During the past few months, Dr. Degnan has been collaborating over the internet with the research assistant for the project in Bucharest. This trip to Bucharest will allow her to meet with the other coders in person and formally train them on coding for reliability. Moreover, being a part of this collaborative initiative and visiting the research site in Bucharest, Romania will assist her in developing a more global perspective by enhancing her understanding of child development throughout Romanian history and the present culture as well as gain a better understanding of what life in a Romanian institution was like for these children.

 

Steven Selden (Professor, Education Policy Studies) received funds to deliver an invited, peer-reviewed paper at the 2008 International Conference on Tradition and Innovation on Curriculum and Instruction for 21st Century, Beijing China: “Tradition and Innovation in 21st Century Education: The Challenge to Character/Moral Education in the Curriculum.”

 

While in China, Dr. Selden will meet with the president of Beijing Normal University to discuss possible collaborative projects with the University of Maryland such as study abroad programs, targeted Fulbright exchanges, and an elementary school-to-school friendship exchange program with nearby Paint Branch Elementary School. Dr.

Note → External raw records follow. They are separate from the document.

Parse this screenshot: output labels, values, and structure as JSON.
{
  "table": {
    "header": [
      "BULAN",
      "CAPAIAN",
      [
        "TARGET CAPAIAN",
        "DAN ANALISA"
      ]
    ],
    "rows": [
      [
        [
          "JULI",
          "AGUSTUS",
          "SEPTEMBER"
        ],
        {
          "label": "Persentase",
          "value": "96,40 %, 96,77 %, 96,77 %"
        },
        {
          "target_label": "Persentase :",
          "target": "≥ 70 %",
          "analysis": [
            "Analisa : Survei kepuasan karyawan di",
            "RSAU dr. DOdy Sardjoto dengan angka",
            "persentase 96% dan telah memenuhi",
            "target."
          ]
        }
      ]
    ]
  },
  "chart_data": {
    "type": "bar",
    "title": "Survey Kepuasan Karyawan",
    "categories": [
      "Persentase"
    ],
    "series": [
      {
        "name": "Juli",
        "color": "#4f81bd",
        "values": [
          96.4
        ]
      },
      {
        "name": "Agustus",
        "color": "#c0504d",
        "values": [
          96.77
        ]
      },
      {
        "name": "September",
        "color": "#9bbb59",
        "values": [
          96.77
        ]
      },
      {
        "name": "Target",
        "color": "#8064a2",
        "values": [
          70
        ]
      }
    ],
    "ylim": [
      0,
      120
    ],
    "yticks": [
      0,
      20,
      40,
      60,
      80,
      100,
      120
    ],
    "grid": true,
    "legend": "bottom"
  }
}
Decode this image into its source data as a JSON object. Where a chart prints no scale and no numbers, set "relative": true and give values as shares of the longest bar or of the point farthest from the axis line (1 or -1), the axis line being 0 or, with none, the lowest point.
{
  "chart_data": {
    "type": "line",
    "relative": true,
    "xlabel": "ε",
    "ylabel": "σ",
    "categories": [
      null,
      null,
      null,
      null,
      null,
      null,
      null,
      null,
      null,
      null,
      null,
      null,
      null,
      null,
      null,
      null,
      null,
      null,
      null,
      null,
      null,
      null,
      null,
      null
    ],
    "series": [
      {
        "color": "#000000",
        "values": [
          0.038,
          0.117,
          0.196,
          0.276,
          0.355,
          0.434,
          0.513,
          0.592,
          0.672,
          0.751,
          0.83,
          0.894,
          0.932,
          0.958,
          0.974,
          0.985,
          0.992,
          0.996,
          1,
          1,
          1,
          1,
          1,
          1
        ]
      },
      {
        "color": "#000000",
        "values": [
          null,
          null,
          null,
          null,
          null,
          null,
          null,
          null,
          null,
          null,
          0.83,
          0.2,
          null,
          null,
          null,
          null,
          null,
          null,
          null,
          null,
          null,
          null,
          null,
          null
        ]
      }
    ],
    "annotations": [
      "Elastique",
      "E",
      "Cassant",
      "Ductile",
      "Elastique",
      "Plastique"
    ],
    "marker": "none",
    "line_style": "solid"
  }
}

Selden also plans to discuss joint research with Chinese faculty on each respective country’s representations as presented in the Chinese and the U.S. school curriculum as well as collaborative research related to closing the achievement gap in U.S. and Chinese schools.

 

Min Wang (Associate Professor, Human Development) plans to spend two months in spring 2009 at the Max Plank Institute (MPI) for Psycholinguistics in Nijmegen, the Netherlands, one of the top institutes in the world for the study of language and cognition. She will work with the research group, “The Dynamics of Multilingual Processing” and be hosted by Dr. Marianne Gullberg, one of the PIs leading the group.

 

While visiting the MPI, Dr. Wang will develop a grant proposal which will focus on bilingual children’s processing of morphologically complex words and its relation to reading achievements. Her research will continue to focus on Chinese and Korean children and will contribute to our understanding of how young children acquire complex words in their two languages, as well as how children’s ability to process complex words facilitates their word level reading and text comprehension.